Your dentist will make an impression of your tooth and send it to a lab to create the veneer. (A temporary veneer may be used in the meantime.) When the permanent veneer is ready, your dentist will bond it to your tooth.

Thanks to the durable materials, the veneer could last about 30 years.


Dental onlays


If the chip only affects a part of your tooth, your dentist may suggest a dental onlay, which is often applied to the surface of molars. (If damage to your tooth is significant, your dentist might recommend a full dental crown.) You may receive anesthesia so the dentist can work on your teeth to make sure there is room for an onlay.

In many cases, your doctor will take a mold of your tooth and send it to a dental lab to create the onlay. Once they have the onlay, they will fit it onto your tooth and then cemented it on.

With advances in technology, some dentists can mill porcelain onlays right in the office and place them that day.

Dental onlays can last for decades, but a lot depends on whether you eat a lot of foods that put wear and tear on the onlay and what tooth was affected. For example, one that gets a lot of pressure when you chew, such as a molar, will wear more easily.


Dental costs


Costs vary greatly by what part of the country you live in. Other factors are what tooth is involved, the extent of the chip, and whether the pulp of the tooth (where the nerves are) is affected. In general, though, here’s what you might expect to pay:


  • Tooth planing or smoothing. About $100.
  • Tooth reattachment. You’ll have to pay for the dental exam, which is usually between $50 to $350. However, because tooth reattachment doesn’t require much in the way of materials, the charge should be minimal.
  • Bonding. $100 to $1,000, depending on the complexity involved.
  • Veneers or onlays. $500 to $2,000, but this will depend on the material used and how much the tooth has to be prepared before affixing the veneer/crown.

Self-care for a chipped tooth


While you most likely will need a dentist to repair a chipped tooth, there are steps you can take to reduce injury to the tooth until you see your doctor.


  • Place temporary dental filling material, a teabag, sugar-free gum, or dental wax over the jagged edge of the tooth to protect your tongue and gums.
  • Take an anti-inflammatory painkiller such as ibuprofen (Advil, Motrin IB) if you have pain.
  • Place ice on the outside of your cheek if the chipped tooth is causing irritation to the area.
  • Floss to remove food caught between your teeth, which can cause even more pressure on your chipped tooth when you chew.
  • Avoid chewing using the chipped tooth.
  • Swipe clove oil around any painful gums to numb the area.
  • Wear a protective mouth guard when you play sports or at night if you grind your teeth.

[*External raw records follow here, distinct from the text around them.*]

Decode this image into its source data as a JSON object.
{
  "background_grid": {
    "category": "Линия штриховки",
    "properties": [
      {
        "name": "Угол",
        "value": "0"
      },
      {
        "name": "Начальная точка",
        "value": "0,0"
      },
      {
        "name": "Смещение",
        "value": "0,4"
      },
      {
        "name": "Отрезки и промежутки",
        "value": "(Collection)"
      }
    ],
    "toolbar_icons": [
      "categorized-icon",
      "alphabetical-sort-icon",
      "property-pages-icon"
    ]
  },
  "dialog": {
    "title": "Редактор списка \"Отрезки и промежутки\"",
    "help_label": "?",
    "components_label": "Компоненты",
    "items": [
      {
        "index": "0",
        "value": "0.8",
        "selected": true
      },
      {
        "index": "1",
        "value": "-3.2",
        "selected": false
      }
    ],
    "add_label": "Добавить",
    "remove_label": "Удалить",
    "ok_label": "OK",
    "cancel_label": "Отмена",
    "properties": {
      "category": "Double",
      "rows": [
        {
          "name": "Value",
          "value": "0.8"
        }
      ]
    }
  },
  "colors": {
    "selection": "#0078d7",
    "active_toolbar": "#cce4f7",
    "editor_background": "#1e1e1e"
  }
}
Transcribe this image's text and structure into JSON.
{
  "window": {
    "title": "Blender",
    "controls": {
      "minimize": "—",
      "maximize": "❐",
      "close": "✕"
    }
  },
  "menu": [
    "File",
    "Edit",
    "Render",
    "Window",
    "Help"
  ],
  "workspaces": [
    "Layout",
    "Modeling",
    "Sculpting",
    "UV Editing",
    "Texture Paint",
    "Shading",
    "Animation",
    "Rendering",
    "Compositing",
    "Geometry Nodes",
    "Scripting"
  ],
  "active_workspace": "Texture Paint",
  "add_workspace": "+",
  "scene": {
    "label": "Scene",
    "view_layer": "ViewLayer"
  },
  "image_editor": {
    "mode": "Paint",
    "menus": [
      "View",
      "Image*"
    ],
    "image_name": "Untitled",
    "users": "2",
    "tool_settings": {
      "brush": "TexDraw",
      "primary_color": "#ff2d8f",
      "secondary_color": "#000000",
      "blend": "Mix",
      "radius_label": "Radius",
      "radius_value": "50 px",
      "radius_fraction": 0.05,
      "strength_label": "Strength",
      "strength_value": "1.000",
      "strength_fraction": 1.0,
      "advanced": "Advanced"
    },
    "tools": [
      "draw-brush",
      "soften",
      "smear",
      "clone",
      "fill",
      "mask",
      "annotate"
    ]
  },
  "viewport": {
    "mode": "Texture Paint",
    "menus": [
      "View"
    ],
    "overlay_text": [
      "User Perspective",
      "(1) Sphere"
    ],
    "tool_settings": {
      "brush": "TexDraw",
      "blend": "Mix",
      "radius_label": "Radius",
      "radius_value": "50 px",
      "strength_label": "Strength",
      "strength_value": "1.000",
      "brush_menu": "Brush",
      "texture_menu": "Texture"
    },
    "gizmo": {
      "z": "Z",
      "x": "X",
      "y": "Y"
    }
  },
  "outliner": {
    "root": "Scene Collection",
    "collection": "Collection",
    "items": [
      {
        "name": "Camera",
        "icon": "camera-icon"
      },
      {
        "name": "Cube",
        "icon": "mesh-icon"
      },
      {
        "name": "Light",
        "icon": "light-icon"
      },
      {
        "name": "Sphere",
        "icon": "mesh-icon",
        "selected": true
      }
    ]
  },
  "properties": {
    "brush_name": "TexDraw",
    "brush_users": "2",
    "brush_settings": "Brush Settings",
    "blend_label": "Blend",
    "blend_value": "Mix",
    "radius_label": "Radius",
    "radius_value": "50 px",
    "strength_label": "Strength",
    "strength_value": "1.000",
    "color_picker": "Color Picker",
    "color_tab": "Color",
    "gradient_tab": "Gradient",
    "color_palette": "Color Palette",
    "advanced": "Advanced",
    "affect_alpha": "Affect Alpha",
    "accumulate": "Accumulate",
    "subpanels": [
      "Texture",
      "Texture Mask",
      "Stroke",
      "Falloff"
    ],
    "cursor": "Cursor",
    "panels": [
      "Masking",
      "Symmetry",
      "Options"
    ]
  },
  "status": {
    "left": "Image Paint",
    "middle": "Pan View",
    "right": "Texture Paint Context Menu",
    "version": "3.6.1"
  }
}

Complications of chipped teeth


When the chip is so extensive that it starts to affect the root of your tooth, infection can ensue. Treatment usually is a root canal. Here, some symptoms of such an infection:


  • pain when eating
  • sensitivity to hot and cold
  • fever
  • bad breath or sour taste in your mouth
  • swollen glands in your neck or jaw area



A chipped tooth is a common dental injury. In most cases, it doesn’t produce significant pain and can be successfully treated using a variety of dental procedures.

While it’s usually not considered a dental emergency, the sooner you get treatment, the better the chances of limiting any dental problems. Recovery is generally fast once the dental procedure is complete.